SEC Chair Gensler: No Carve-Outs or Safe Harbors for Tokens
Calls from entrepreneurs, legislators and founders for more clarity and guidance from the SEC have fallen on deaf ears. “Regulation by enforcement” is the order of the day, according to the SEC chairman.
The crypto industry does not need any specific rulemaking for projects issuing tokens, U.S. Securities and Exchange Commission (SEC) Chairman Gary Gensler said in a speech Thursday.
Framing the issue as one of investor protection, Gensler said the rules and regulations that crypto issuers and service providers must abide by have been clear for years.
“Nothing about the crypto markets is incompatible with the securities laws,” Gensler said in his prepared remarks to the Practicing Law Institute. "Investor protection is just as relevant, regardless of underlying technologies.”
His remarks are perhaps the clearest indication yet that the SEC intends to continue applying existing rules and regulations to the crypto industry, contrary to investors' and entrepreneurs' hopes that the agency will create some sort of carve-out that will let startups issue tokens without having to register as a securities platform.
Gensler also reiterated his view that “most crypto tokens are investment contracts” in his speech, and pointed to past SEC publications such as the DAO report and the Munchee order as guides that developers and entrepreneurs can and should follow.
“Some in the crypto industry have called for greater ‘guidance’ with respect to crypto tokens.
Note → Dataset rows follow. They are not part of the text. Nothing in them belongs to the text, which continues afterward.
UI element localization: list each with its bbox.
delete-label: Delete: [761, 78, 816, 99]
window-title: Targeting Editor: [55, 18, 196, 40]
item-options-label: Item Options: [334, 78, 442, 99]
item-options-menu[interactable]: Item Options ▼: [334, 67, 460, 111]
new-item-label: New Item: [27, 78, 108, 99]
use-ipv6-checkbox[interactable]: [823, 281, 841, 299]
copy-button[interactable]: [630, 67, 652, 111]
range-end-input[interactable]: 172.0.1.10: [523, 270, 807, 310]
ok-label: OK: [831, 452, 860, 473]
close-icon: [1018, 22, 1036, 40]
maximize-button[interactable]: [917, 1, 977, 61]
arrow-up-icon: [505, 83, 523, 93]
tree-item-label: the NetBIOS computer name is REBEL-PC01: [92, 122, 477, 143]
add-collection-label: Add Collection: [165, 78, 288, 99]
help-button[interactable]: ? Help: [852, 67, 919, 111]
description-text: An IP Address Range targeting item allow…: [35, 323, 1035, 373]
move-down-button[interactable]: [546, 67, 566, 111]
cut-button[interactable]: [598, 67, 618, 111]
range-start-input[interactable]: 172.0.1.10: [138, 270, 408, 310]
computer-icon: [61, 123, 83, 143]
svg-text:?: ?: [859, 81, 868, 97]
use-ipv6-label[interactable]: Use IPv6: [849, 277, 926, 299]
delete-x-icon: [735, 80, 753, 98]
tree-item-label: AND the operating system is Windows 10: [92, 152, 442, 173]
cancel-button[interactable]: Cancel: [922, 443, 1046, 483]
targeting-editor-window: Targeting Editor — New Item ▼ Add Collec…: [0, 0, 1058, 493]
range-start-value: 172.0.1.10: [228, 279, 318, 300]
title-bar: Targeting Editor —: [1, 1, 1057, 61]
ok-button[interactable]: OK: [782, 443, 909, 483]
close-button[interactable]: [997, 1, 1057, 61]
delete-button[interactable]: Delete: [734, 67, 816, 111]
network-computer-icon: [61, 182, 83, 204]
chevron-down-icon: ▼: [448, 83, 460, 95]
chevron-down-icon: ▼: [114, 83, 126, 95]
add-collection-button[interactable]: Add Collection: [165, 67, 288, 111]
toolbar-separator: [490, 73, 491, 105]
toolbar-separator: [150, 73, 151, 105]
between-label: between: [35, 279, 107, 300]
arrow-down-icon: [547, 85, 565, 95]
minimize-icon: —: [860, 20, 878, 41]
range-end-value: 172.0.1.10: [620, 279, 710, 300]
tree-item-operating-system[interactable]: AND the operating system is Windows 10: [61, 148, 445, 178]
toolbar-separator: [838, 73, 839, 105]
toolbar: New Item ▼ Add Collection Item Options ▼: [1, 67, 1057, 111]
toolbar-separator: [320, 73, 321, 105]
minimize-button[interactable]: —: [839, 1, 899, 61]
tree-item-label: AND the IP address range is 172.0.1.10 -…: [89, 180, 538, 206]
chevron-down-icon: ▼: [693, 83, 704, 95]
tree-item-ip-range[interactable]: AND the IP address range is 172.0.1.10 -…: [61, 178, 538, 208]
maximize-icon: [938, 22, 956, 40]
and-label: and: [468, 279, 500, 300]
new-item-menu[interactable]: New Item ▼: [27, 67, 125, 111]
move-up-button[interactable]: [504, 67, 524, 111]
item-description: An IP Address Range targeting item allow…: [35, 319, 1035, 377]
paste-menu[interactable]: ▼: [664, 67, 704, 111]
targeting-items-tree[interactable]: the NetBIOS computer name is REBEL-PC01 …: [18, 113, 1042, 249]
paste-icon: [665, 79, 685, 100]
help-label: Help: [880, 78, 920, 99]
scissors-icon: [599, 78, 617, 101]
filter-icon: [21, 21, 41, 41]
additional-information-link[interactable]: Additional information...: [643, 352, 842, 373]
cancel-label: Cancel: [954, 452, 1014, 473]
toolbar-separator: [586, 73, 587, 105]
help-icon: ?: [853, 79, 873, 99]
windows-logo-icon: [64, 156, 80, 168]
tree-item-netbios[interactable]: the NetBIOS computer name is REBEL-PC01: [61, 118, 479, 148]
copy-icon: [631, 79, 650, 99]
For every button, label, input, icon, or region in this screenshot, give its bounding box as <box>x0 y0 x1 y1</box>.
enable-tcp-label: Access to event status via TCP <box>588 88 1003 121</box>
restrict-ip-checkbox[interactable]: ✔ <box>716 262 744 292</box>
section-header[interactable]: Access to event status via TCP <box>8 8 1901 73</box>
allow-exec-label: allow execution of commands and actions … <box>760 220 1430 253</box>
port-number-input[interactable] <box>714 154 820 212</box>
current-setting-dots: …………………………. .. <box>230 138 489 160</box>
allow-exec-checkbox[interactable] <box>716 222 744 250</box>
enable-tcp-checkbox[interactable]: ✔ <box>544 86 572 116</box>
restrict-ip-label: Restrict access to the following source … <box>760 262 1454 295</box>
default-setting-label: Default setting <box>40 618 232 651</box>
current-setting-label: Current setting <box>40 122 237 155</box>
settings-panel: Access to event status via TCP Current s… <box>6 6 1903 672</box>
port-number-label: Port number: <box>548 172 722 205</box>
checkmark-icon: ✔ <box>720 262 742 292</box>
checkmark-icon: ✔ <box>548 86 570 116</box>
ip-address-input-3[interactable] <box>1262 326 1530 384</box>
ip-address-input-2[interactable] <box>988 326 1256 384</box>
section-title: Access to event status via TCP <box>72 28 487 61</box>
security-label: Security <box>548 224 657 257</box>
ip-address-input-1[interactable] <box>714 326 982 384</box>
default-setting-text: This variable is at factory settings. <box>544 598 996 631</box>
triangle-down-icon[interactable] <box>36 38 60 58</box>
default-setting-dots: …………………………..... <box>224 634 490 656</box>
For the past five years, though, the commission has spoken with a pretty clear voice here,” Gensler said. “Chairman [Jay] Clayton often spoke to the applicability of the securities laws in the crypto space.”
Whether intentional or not, Gensler’s refusal to learn how the crypto space operates and regulate accordingly is going to kill innovation. His refusal to consider a carve-out for crypto developers like the one proposed by his predecessor Hester Pierce leaves the industry vulnerable when raising funds through tokens.
In 2021, Pierce proposed the Token Safe Harbor Proposal 2.0 that would create a three-year safe harbor period in which developers would be allowed to distribute tokens to facilitate the development of a decentralized network, exempt from the registration requirements of the federal securities laws. This exemption was predicated on developers meeting certain conditions. It calls for a mandatory exit evaluation at the end of the safe harbor period by outside counsel, who would analyze the network and determine if the network is decentralized or functional. Those products that are deemed neither would be designated a security and the developer would need to register it as one.
This is the kind of thing the SEC should pursue to ensure necessary regulation while leaving tech innovators free from the burden of red tape they aren’t suited to handle.